2. Le rivoluzioni europee degli anni '20
2.1 Liberalismo, democrazia, principio nazionale
Durante l'età della Restaurazione, tutti gli Stati dell'Europa continentale - quale che fosse la loro forma di governo - furono attraversati dalla contrapposizione, sfociata talvolta in scontro armato, fra due opposti schieramenti politici e ideologici. Da un lato i partigiani dell'antico regime (legittimisti, clericali, reazionari d'ogni gradazione), i paladini dell'ordine tradizionale e del principio di autorità; dall'altro i fautori della costituzione e del sistema rappresentativo, gli assertori dei diritti di libertà degli individui e dei popoli: i liberali e i democratici.
Il termine "liberalismo", entrato nel linguaggio corrente proprio all'inizio dell'800, serviva a designare non tanto una corrente politica ben determinata, quanto un orientamento ideale, una visione del mondo fondata sull'idea di libertà quale si era venuta definendo a opera della cultura illuminista (che si rifaceva a Locke e a Montesquieu) e più ancora in alcune concrete esperienze politiche e costituzionali del '6-'700: il parlamentarismo britannico, la rivoluzione americana, l'89 francese. Il liberalismo dunque si identificava non solo con un programma teorico e con alcune idee-base (la tolleranza e la libertà di opinione, il principio rappresentativo e la divisione dei poteri, la difesa dell'individuo contro gli abusi dell'autorità), non solo con i valori e gli interessi materiali di un determinato ceto sociale (la borghesia minacciata nelle sue aspirazioni e nelle sue conquiste dallo strapotere delle aristocrazie e delle monarchie assolute), ma anche con una serie di istituti che già erano stati operanti e in alcuni paesi lo erano ancora.
Il modello istituzionale che il liberalismo europeo si proponeva era in effetti molto vicino a quello della monarchia parlamentare britannica. Un regime in cui i diritti fondamentali del cittadino (libertà di pensiero, di stampa, di associazione) fossero rispettati, in cui la proprietà, l'iniziativa privata e il libero commercio fossero salvaguardati e incoraggiati, in cui l'autorità del potere centrale fosse limitata e controllata da organismi rappresentativi espressi da una élite più o meno ristretta di cittadini: coloro che, per posizione sociale, per ricchezza o per istruzione, si supponeva fossero i soli realmente interessati al buon andamento della cosa pubblica.

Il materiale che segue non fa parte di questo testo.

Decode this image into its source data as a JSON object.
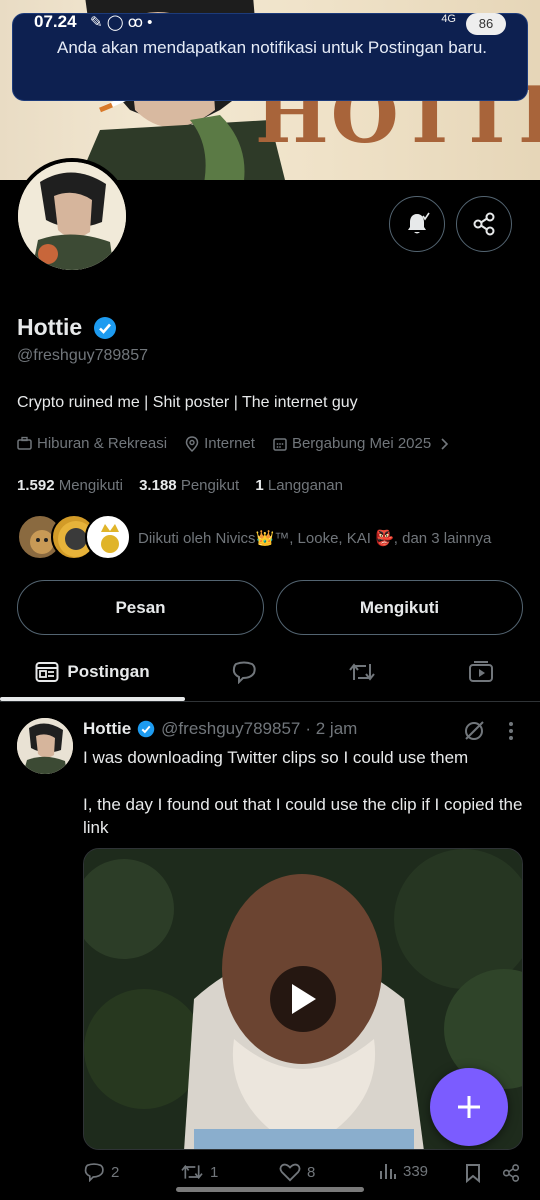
{
  "status_bar": {
    "time": "07.24",
    "network": "4G",
    "battery": "86"
  },
  "toast": {
    "message": "Anda akan mendapatkan notifikasi untuk Postingan baru."
  },
  "banner": {
    "text": "HOTTIE"
  },
  "profile": {
    "name": "Hottie",
    "handle": "@freshguy789857",
    "bio": "Crypto ruined me | Shit poster | The internet guy",
    "category": "Hiburan & Rekreasi",
    "location": "Internet",
    "joined": "Bergabung Mei 2025",
    "following_count": "1.592",
    "following_label": "Mengikuti",
    "followers_count": "3.188",
    "followers_label": "Pengikut",
    "subs_count": "1",
    "subs_label": "Langganan",
    "followed_by": "Diikuti oleh Nivics👑™, Looke, KAI 👺, dan 3 lainnya"
  },
  "buttons": {
    "message": "Pesan",
    "following": "Mengikuti"
  },
  "tabs": [
    {
      "label": "Postingan"
    }
  ],
  "tweet": {
    "name": "Hottie",
    "handle": "@freshguy789857",
    "time": "· 2 jam",
    "text_1": "I was downloading Twitter clips so I could use them",
    "text_2": "I, the day I found out that I could use the clip if I copied the link",
    "replies": "2",
    "reposts": "1",
    "likes": "8",
    "views": "339"
  },
  "colors": {
    "accent": "#1d9bf0",
    "fab": "#7b5cff",
    "toast_bg": "#0d2050"
  }
}
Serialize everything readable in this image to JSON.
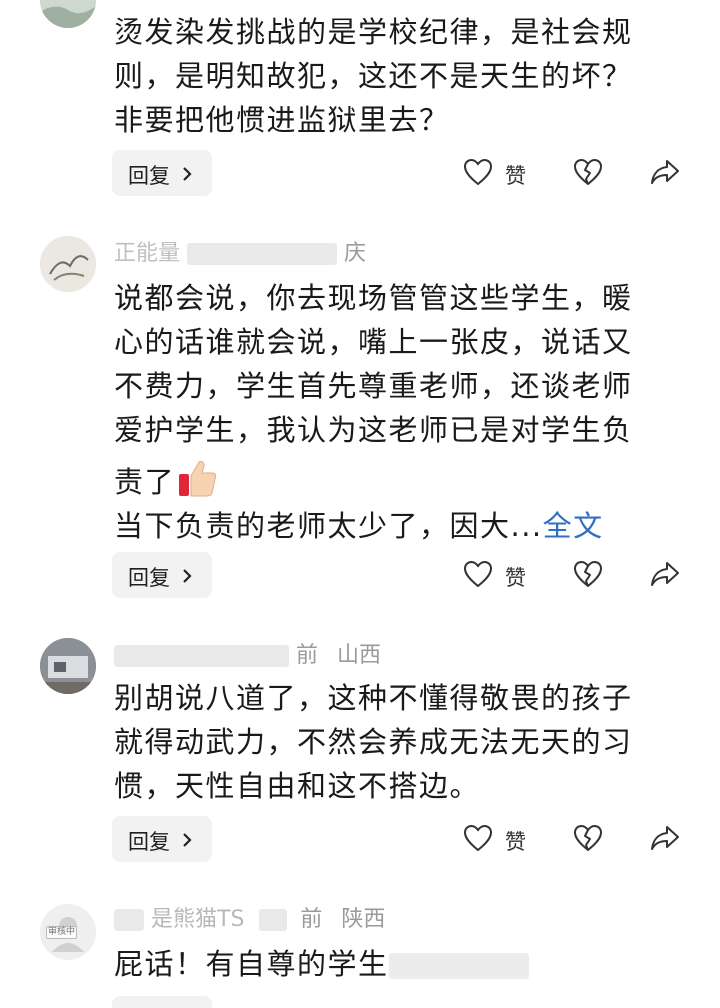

In questo senso il pensiero liberale si distaccava nettamente da quello democratico, che aveva come cardine l'idea di sovranità popolare, intesa come governo di tutto il popolo, e che si riallacciava all'esperienza della rivoluzione francese nella sua fase più radicale (quella giacobina). Per i democratici la forma di governo ideale era la repubblica e il canale legittimo di espressione della volontà popolare era l'assemblea eletta a suffragio universale. L'estensione del diritto di voto a tutti i cittadini era vista non solo come l'attuazione di un principio politico, ma anche come lo strumento che, dando voce alle masse popolari, avrebbe assicurato un avvenire di giustizia sociale. Da questo punto di vista, gli ideali democratici si collegavano alle aspirazioni di quei gruppi, ancora molto ristretti, che cominciavano a coltivare utopie di stampo egualitario e socialistico.
La linea divisoria fra liberali e democratici, molto netta sul piano teorico, era però assai più sfumata nella pratica della lotta contro i regimi assolutisti. La costituzione, il Parlamento elettivo, la garanzia delle libertà fondamentali erano obiettivi validi per gli uni come per gli altri. Questi obiettivi - che si possono genericamente definire "liberali" - costituirono il programma minimo e il terreno comune di lotta per tutte le forze politiche che si battevano contro l'equilibrio della Restaurazione.
In molti paesi europei, un ulteriore elemento di coesione fra tutti gli avversari del vecchio ordine era dato dall'esigenza di liberazione da un dominio straniero, dalla rivendicazione dell'indipendenza nazionale. Abbiamo appena visto (
1.8) come l'affermazione degli ideali nazionali nel primo '800 fosse strettamente legata al romanticismo e si fondasse sulla riscoperta delle tradizioni e delle radici culturali profonde dei singoli popoli. Per altro verso, però, l'idea di nazione affondava le sue radici nell'illuminismo e nella cultura democratico-rivoluzionaria del '700. Il diritto all'indipendenza poteva infatti essere considerato come una applicazione del principio di sovranità popolare, un'estensione dei diritti fondamentali del cittadino: in questo senso fu inteso da tutti quei patrioti che, fin dall'inizio dell'800, coniugarono la lotta per l'indipendenza nazionale con quella per la libertà e per la democrazia.